I imagine this is an answer which would infuriate many of my conservative friends back home, but in the absence of any conservatives to refute it over here, it has become a sort of conventional wisdom.

And I will confess to believing it as well. I say this at the risk of making my conservative friends angry, but also with the knowledge that they probably expected me to say something like this anyway.

However if anyone else has any thoughts on the matter (whether you've been to Japan or not) feel free to post a comment on this blog or send me an e-mail and I'll try and give all view points a fair shake.

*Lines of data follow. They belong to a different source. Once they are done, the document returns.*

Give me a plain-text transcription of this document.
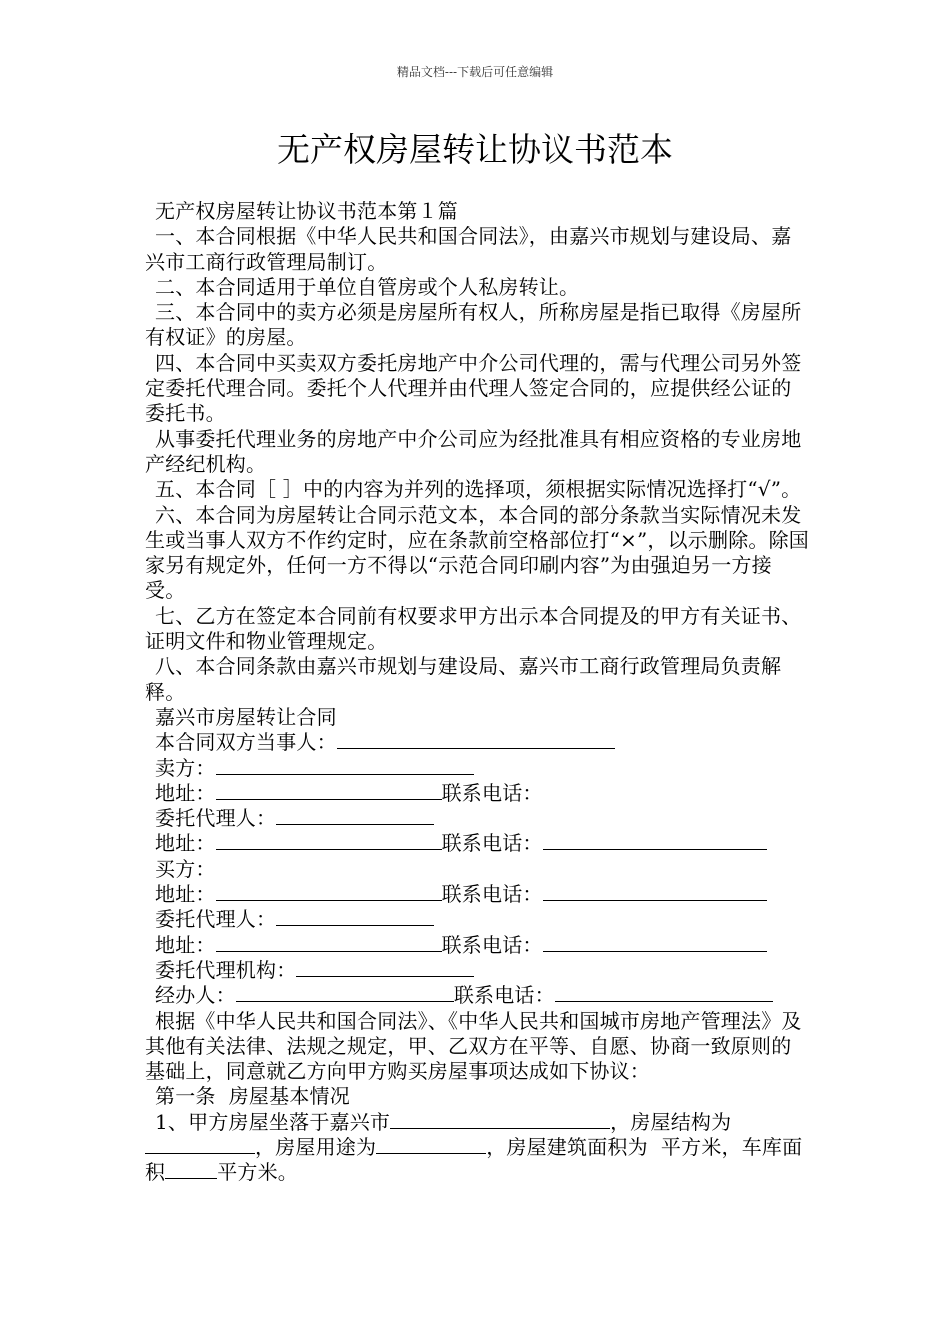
精品文档---下载后可任意编辑
无产权房屋转让协议书范本

无产权房屋转让协议书范本第１篇

一、本合同根据《中华人民共和国合同法》，由嘉兴市规划与建设局、嘉兴市工商行政管理局制订。

二、本合同适用于单位自管房或个人私房转让。

三、本合同中的卖方必须是房屋所有权人，所称房屋是指已取得《房屋所有权证》的房屋。

四、本合同中买卖双方委托房地产中介公司代理的，需与代理公司另外签定委托代理合同。委托个人代理并由代理人签定合同的，应提供经公证的委托书。

从事委托代理业务的房地产中介公司应为经批准具有相应资格的专业房地产经纪机构。

五、本合同［ ］中的内容为并列的选择项，须根据实际情况选择打“√”。

六、本合同为房屋转让合同示范文本，本合同的部分条款当实际情况未发生或当事人双方不作约定时，应在条款前空格部位打“×”，以示删除。除国家另有规定外，任何一方不得以“示范合同印刷内容”为由强迫另一方接受。

七、乙方在签定本合同前有权要求甲方出示本合同提及的甲方有关证书、证明文件和物业管理规定。

八、本合同条款由嘉兴市规划与建设局、嘉兴市工商行政管理局负责解释。

嘉兴市房屋转让合同

本合同双方当事人：

卖方：

地址：	联系电话：

委托代理人：

地址：	联系电话：

买方：

地址：	联系电话：

委托代理人：

地址：	联系电话：

委托代理机构：

经办人：	联系电话：

根据《中华人民共和国合同法》、《中华人民共和国城市房地产管理法》及其他有关法律、法规之规定，甲、乙双方在平等、自愿、协商一致原则的基础上，同意就乙方向甲方购买房屋事项达成如下协议：

第一条  房屋基本情况

1、甲方房屋坐落于嘉兴市	，房屋结构为，房屋用途为	，房屋建筑面积为  平方米，车库面积	平方米。
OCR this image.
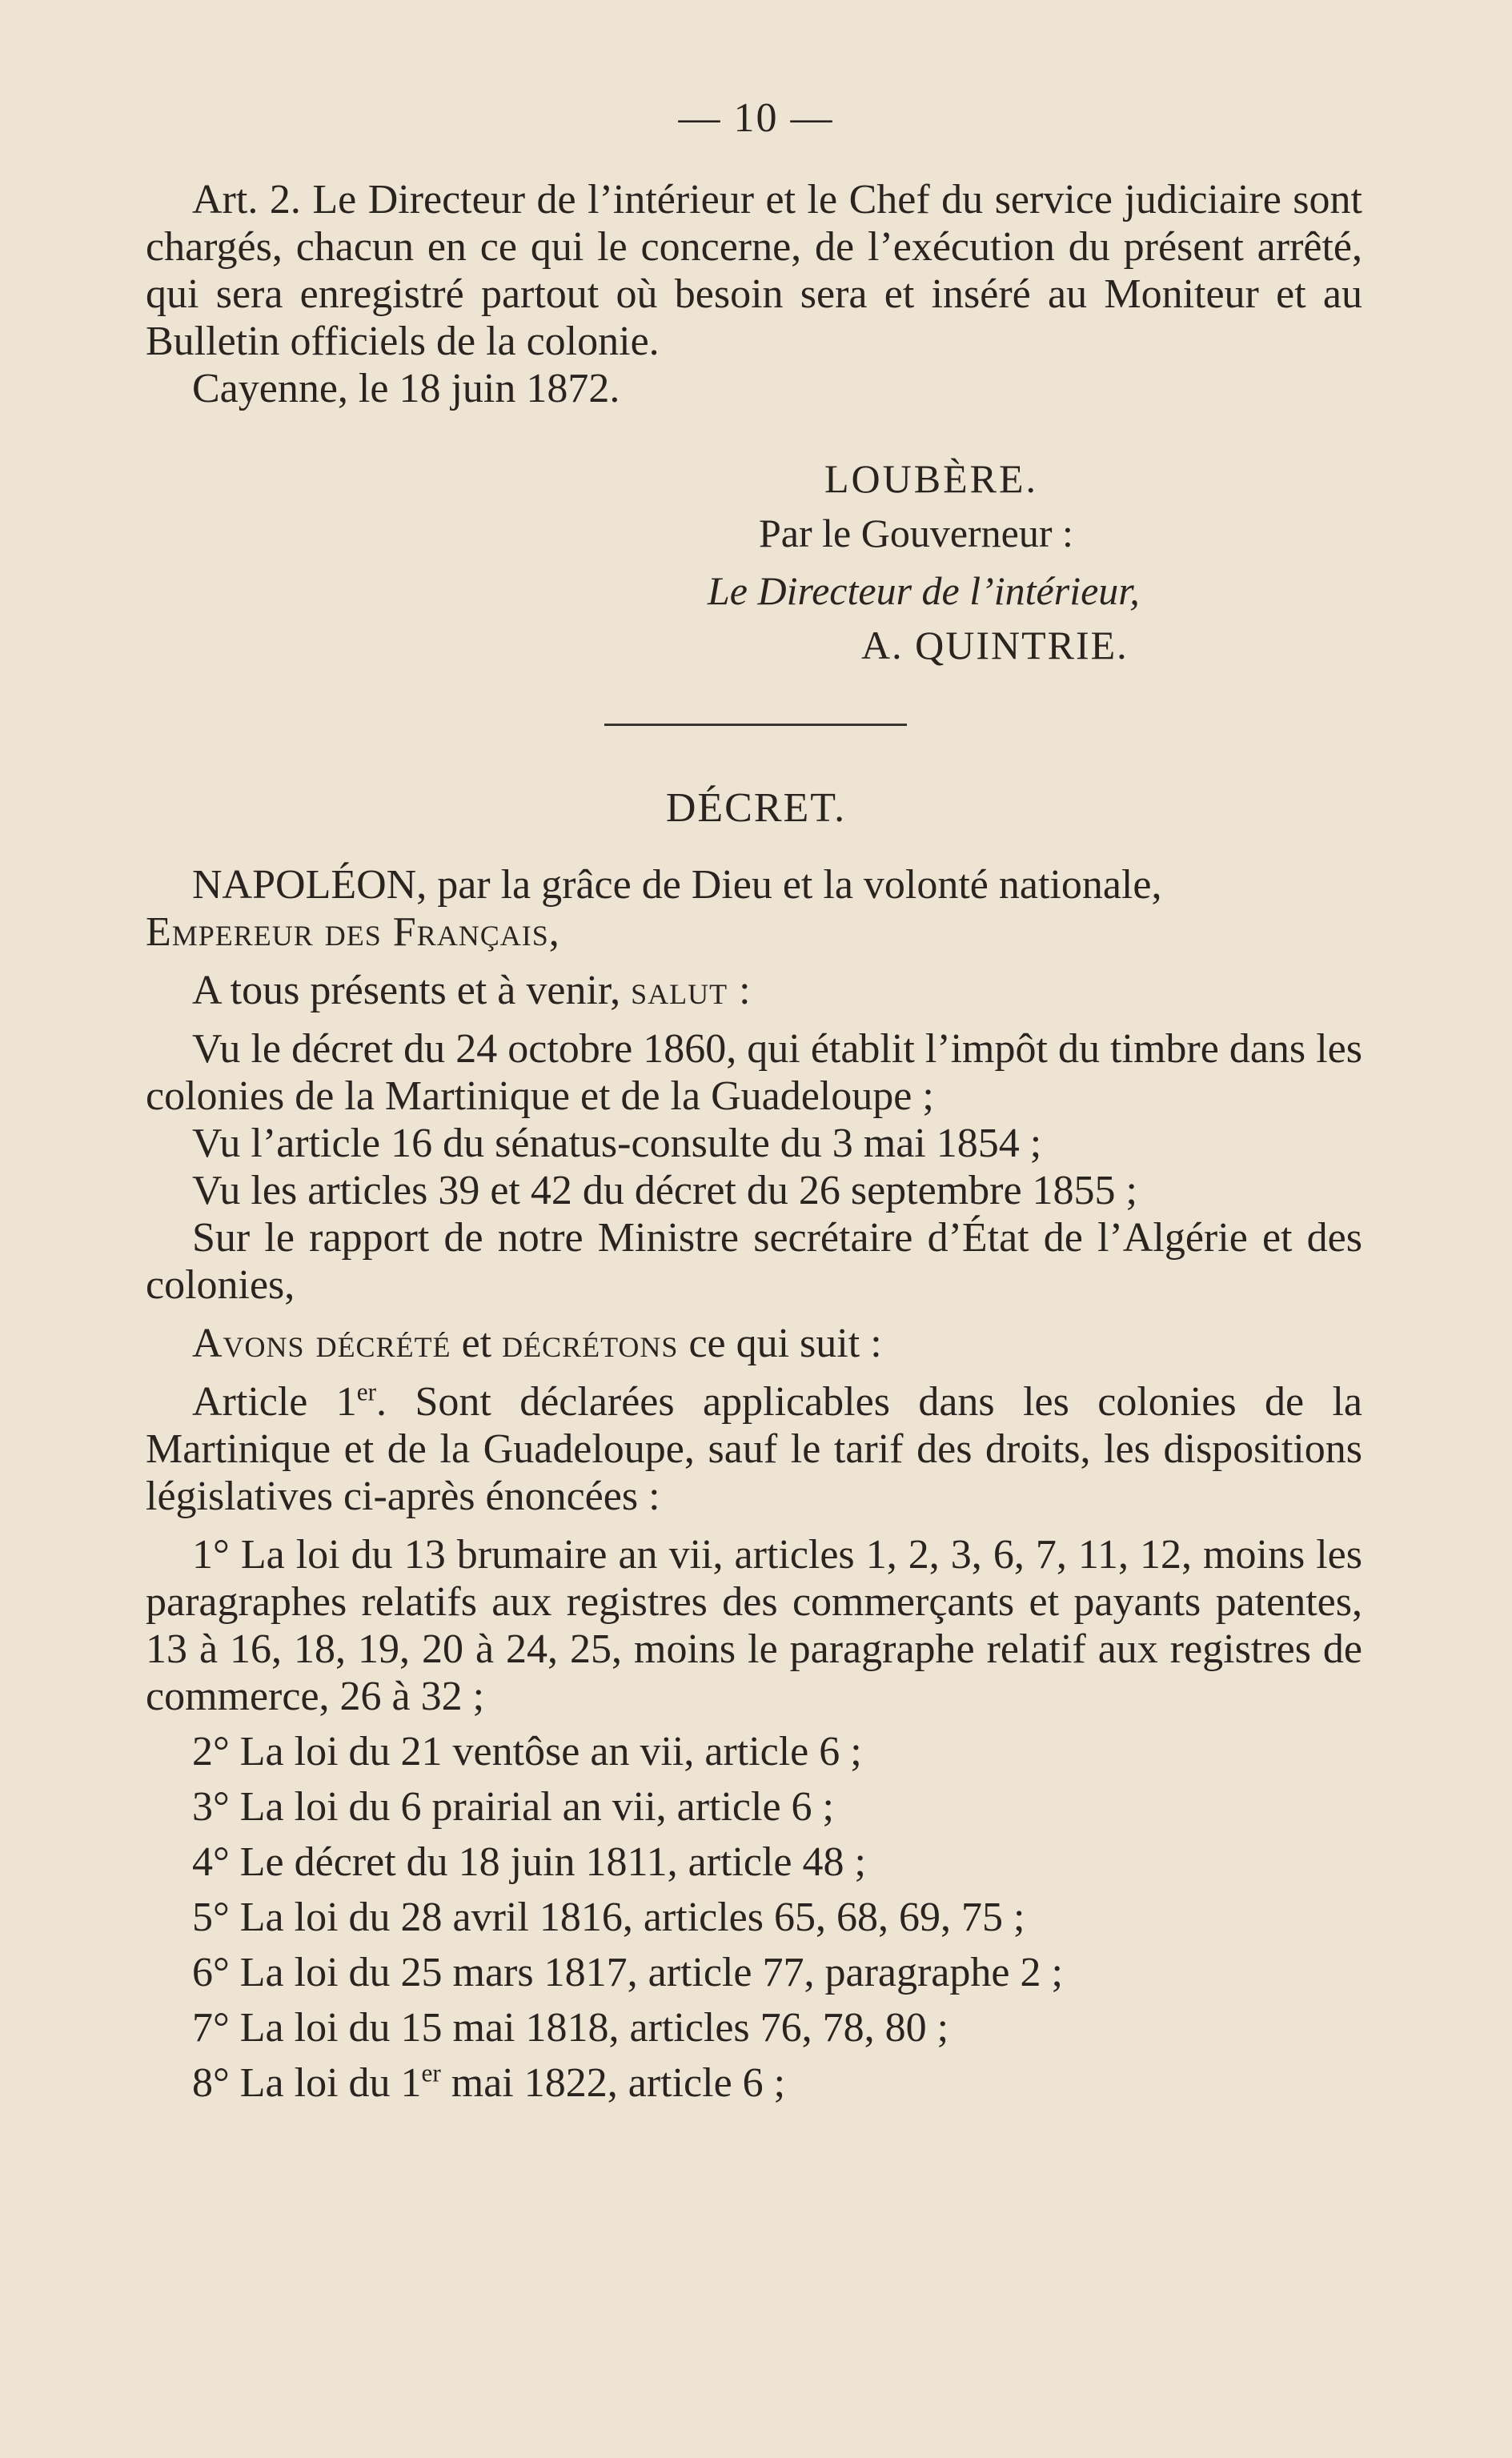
— 10 —

Art. 2. Le Directeur de l’intérieur et le Chef du service judiciaire sont chargés, chacun en ce qui le concerne, de l’exécution du présent arrêté, qui sera enregistré partout où besoin sera et inséré au Moniteur et au Bulletin officiels de la colonie.

Cayenne, le 18 juin 1872.

LOUBÈRE.
Par le Gouverneur :
Le Directeur de l’intérieur,
A. QUINTRIE.
DÉCRET.

NAPOLÉON, par la grâce de Dieu et la volonté nationale,
Empereur des Français,

A tous présents et à venir, salut :

Vu le décret du 24 octobre 1860, qui établit l’impôt du timbre dans les colonies de la Martinique et de la Guadeloupe ;

Vu l’article 16 du sénatus-consulte du 3 mai 1854 ;

Vu les articles 39 et 42 du décret du 26 septembre 1855 ;

Sur le rapport de notre Ministre secrétaire d’État de l’Algérie et des colonies,

Avons décrété et décrétons ce qui suit :

Article 1er. Sont déclarées applicables dans les colonies de la Martinique et de la Guadeloupe, sauf le tarif des droits, les dispositions législatives ci-après énoncées :

1° La loi du 13 brumaire an vii, articles 1, 2, 3, 6, 7, 11, 12, moins les paragraphes relatifs aux registres des commerçants et payants patentes, 13 à 16, 18, 19, 20 à 24, 25, moins le paragraphe relatif aux registres de commerce, 26 à 32 ;

2° La loi du 21 ventôse an vii, article 6 ;

3° La loi du 6 prairial an vii, article 6 ;

4° Le décret du 18 juin 1811, article 48 ;

5° La loi du 28 avril 1816, articles 65, 68, 69, 75 ;

6° La loi du 25 mars 1817, article 77, paragraphe 2 ;

7° La loi du 15 mai 1818, articles 76, 78, 80 ;

8° La loi du 1er mai 1822, article 6 ;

Right, the point of that all that is this: in Japan, among the expatriots, it is assumed you hate Bush. You don't even need to feel people out over here, you can just start into an anti-Bush tirade and all people will say is, "Amen brother," or "Tell me about it."

November 3rd in Japan is a public holiday, so we all had the day off. Since Wednesday morning here is Tuesday night in the states, someone who had sattelite hosted an election party to watch the results come in.

I heard about the party through the grape vine. I'm still new here and don't know a lot of people, but I knew before I even showed up that everyone would be for Kerry. And I was not disappointed.

At the time of this writing the election results are still not final, but we spent most of the day at the party glued to the TV and munching snacks. It was a fun social occasion, despite the results.

We were all pretty lively and excited in the morning. As the afternoon dragged on the mood became sluggish and depressed, but I'm not sure if that was because of the disappointing results or because of the zombifying effect of watching TV all day. People were definately feeling very down at the end of the day. Myself certainly among them.

I save my thoughts on the actual election itself for another post though.